At the Group of 20 summit in Pittsburgh this week, leaders will spend a great deal of time discussing minor questions that barely touch on the urgent problems facing the world’s leading economic powers. This is partly because many countries — and primarily their political elites — have concluded that the global crisis is ending, and partly because the most important questions are always the most difficult to address.

The general mood is definitely much better now than it was last fall. This is not only because “green shoots” of new growth have appeared in the U.S. and European economies, but also because part of the problem is resolving itself: U.S. homeowners have started saving more and the Chinese government is working to raise domestic demand for its goods. This is serving to correct one of the global imbalances that led to the crisis. However, some problems have temporarily been set aside for the future. Because of their habit of using fiscal incentives to boost their economies, the governments of developed countries will inevitably be forced to raise interest rates to balance their budgets.
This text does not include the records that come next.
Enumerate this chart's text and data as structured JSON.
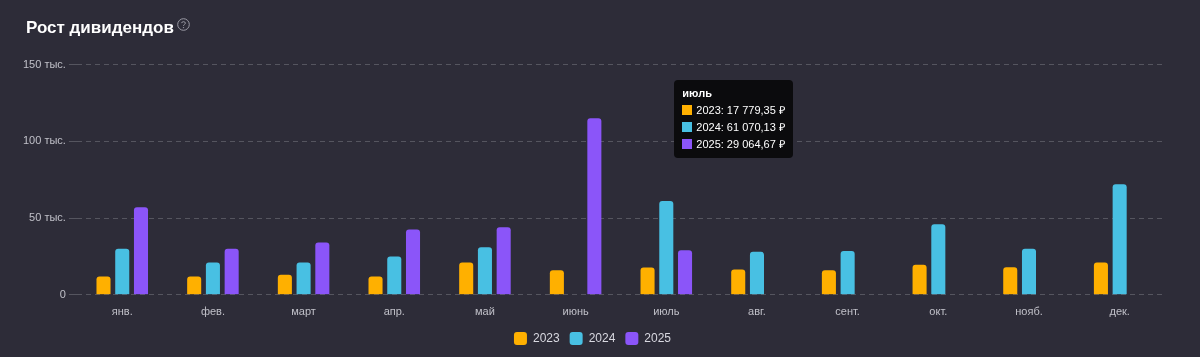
{
  "chart_data": {
    "type": "bar",
    "title": "Рост дивидендов",
    "categories": [
      "янв.",
      "фев.",
      "март",
      "апр.",
      "май",
      "июнь",
      "июль",
      "авг.",
      "сент.",
      "окт.",
      "нояб.",
      "дек."
    ],
    "series": [
      {
        "name": "2023",
        "color": "#ffb000",
        "values": [
          12,
          12,
          13,
          12,
          21,
          16,
          17.8,
          16.5,
          16,
          19.5,
          18,
          21
        ]
      },
      {
        "name": "2024",
        "color": "#48c0e3",
        "values": [
          30,
          21,
          21,
          25,
          31,
          null,
          61.1,
          28,
          28.5,
          46,
          30,
          72
        ]
      },
      {
        "name": "2025",
        "color": "#8b55f9",
        "values": [
          57,
          30,
          34,
          42.5,
          44,
          115,
          29.1,
          null,
          null,
          null,
          null,
          null
        ]
      }
    ],
    "ylim": [
      0,
      150
    ],
    "yticks": [
      0,
      {
        "value": 50,
        "label": "50 тыс."
      },
      {
        "value": 100,
        "label": "100 тыс."
      },
      {
        "value": 150,
        "label": "150 тыс."
      }
    ],
    "grid": "y",
    "legend": "bottom",
    "annotations": [
      "июль",
      "2023: 17 779,35 ₽",
      "2024: 61 070,13 ₽",
      "2025: 29 064,67 ₽"
    ]
  }
}
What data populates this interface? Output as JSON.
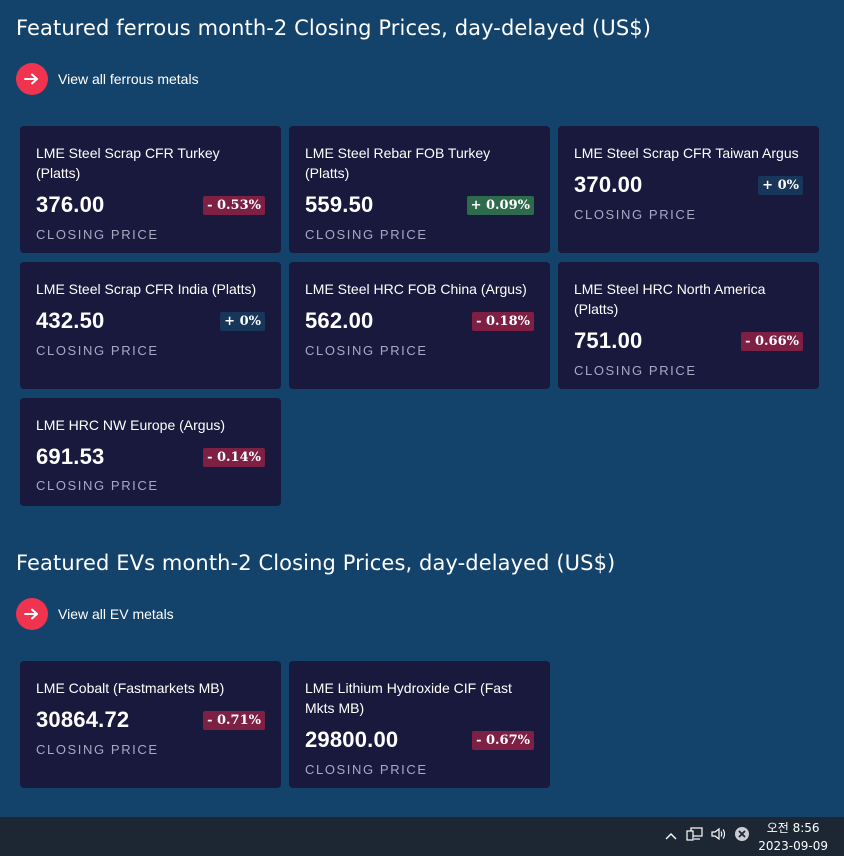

The Chinese government has its own problems, lacking good examples of large-scale and long-term infrastructure projects when no developed system of political accountability is in place. Down the road, governments will have to cut back on social spending and cope with an inevitable increase in painful bankruptcies.

But at Pittsburgh, G20 leaders will be discussing the more trivial questions of limiting bonuses to bankers (an insoluble problem in state banks, and no problem at all in private banks), new requirements for bank reserves (the United States is unlikely to listen to the opinions of other countries on this issue), and the role of the International Monetary Fund and World Bank (developing countries cannot seem to grasp that having a “big role” in those organizations would also give them a “big responsibility”).

What G20 leaders should be discussing is the growth of protectionism. Protectionist measures always make front-page headlines, as we saw earlier this month when the U.S. president raised import tariffs on Chinese tires and Beijing immediately retaliated with countermeasures. A report just released by the Center for Economic Policy Research shows that the G20 member countries — all of which pledged to combat protectionism — introduced 121 measures favoring domestic companies while discriminating against imported goods. Those measures have affected 95 percent of all traded commodities and 80 percent of the world’s economic sectors.

Unfortunately, Russia is one of the world’s leaders in the ruinous race to erect protectionist barriers, with 20 already in place, according to CEPR. In addition to Russia, a host of other countries — China, India, Indonesia, Britain, the United States, Germany, France and Poland — have introduced restrictions that worsened trade conditions for more than 100 of their trading partners. There is no comfort in knowing that Russia shares its dubious distinction with the world’s leading economies. As a rule, protectionist measures are self-destructive for a domestic economy, although the damage caused by “trade wars” is obviously much greater. The fact that these issues are so unpleasant to discuss is all the more reason leaders should resolve to address them.

Konstantin Sonin, a visiting professor at the Kellogg School of Management, Northwestern University, is a columnist for Vedomosti.